期刊介绍： Information and Software Technology is the international archival journal focusing on research and experience that contributes to the improvement of software development practices. The journal''s scope includes methods and techniques to better engineer software and manage its development. Articles submitted for review should have a clear component of software engineering or address ways to improve the engineering and management of software development.

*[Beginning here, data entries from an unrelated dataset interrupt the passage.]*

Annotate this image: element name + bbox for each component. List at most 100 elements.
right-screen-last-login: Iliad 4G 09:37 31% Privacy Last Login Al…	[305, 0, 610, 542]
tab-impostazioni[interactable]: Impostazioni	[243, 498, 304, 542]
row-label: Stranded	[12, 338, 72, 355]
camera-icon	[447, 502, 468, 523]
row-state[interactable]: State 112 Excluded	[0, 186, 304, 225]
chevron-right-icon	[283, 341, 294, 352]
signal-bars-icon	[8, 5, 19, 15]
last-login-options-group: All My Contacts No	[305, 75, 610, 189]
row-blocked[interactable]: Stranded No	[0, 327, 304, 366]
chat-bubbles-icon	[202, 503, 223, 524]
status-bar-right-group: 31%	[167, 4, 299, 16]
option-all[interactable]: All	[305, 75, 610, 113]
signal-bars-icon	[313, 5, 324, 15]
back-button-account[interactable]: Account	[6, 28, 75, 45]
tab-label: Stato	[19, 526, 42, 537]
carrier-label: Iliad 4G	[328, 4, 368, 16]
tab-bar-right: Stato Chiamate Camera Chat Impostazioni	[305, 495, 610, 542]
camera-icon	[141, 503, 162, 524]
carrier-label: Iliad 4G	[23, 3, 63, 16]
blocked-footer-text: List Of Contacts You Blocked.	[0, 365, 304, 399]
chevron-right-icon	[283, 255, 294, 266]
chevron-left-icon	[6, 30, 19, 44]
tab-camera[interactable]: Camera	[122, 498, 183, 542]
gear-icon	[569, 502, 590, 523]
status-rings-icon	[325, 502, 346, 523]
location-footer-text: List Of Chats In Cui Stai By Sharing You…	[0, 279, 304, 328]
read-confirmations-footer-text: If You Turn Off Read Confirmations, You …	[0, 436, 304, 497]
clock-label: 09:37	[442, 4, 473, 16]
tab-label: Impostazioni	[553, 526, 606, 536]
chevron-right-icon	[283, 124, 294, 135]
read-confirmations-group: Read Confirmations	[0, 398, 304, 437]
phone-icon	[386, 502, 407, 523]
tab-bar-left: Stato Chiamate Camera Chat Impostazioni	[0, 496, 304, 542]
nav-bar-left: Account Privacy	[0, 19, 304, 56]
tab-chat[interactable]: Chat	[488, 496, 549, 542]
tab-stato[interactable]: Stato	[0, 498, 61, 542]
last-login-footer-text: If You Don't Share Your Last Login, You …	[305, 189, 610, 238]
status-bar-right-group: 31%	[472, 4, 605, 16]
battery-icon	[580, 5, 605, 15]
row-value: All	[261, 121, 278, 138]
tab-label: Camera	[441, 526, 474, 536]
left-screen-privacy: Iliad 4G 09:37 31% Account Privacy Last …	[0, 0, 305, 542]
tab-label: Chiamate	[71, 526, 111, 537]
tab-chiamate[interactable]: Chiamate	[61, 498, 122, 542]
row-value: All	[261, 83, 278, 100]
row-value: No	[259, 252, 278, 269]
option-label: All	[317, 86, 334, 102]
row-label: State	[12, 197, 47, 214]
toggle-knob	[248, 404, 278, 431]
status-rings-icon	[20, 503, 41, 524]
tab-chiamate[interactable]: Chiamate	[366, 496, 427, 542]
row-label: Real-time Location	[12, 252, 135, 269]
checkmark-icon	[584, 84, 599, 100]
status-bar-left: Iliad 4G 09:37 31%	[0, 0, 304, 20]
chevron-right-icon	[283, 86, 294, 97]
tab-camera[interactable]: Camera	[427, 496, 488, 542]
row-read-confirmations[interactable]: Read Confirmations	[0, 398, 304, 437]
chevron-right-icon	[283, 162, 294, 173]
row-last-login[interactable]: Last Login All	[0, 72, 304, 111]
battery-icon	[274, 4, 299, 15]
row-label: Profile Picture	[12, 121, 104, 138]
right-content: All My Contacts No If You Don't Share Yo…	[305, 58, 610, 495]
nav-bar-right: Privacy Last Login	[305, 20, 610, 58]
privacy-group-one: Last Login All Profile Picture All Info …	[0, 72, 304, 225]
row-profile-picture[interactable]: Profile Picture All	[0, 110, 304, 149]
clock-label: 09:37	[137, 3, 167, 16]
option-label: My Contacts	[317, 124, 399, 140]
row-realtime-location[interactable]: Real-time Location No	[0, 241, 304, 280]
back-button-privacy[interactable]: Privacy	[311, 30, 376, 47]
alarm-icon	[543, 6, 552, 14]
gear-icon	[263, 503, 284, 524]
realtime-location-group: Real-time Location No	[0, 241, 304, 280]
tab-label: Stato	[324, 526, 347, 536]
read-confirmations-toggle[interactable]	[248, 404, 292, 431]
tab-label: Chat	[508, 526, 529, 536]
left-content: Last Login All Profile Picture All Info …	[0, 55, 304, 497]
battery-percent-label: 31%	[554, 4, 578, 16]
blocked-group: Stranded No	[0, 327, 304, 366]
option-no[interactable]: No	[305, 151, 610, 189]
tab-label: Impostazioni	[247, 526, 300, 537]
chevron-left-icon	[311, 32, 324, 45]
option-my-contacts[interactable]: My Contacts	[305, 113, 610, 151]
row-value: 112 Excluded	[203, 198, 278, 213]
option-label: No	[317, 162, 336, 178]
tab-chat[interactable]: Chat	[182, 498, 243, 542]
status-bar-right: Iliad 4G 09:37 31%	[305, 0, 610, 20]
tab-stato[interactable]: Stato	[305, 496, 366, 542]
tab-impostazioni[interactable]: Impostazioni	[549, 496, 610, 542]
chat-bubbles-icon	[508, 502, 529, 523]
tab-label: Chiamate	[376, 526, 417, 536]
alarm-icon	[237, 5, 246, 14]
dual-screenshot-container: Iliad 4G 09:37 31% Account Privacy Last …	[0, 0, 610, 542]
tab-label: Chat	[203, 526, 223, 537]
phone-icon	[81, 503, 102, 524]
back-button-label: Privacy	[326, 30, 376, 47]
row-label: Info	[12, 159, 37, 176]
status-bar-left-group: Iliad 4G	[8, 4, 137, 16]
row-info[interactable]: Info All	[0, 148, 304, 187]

Areas covered by the journal include: • Software management, quality and metrics, • Software processes, • Software architecture, modelling, specification, design and programming • Functional and non-functional software requirements • Software testing and verification & validation • Empirical studies of all aspects of engineering and managing software development Short Communications is a new section dedicated to short papers addressing new ideas, controversial opinions, "Negative" results and much more. Read the Guide for authors for more information. The journal encourages and welcomes submissions of systematic literature studies (reviews and maps) within the scope of the journal. Information and Software Technology is the premiere outlet for systematic literature studies in software engineering.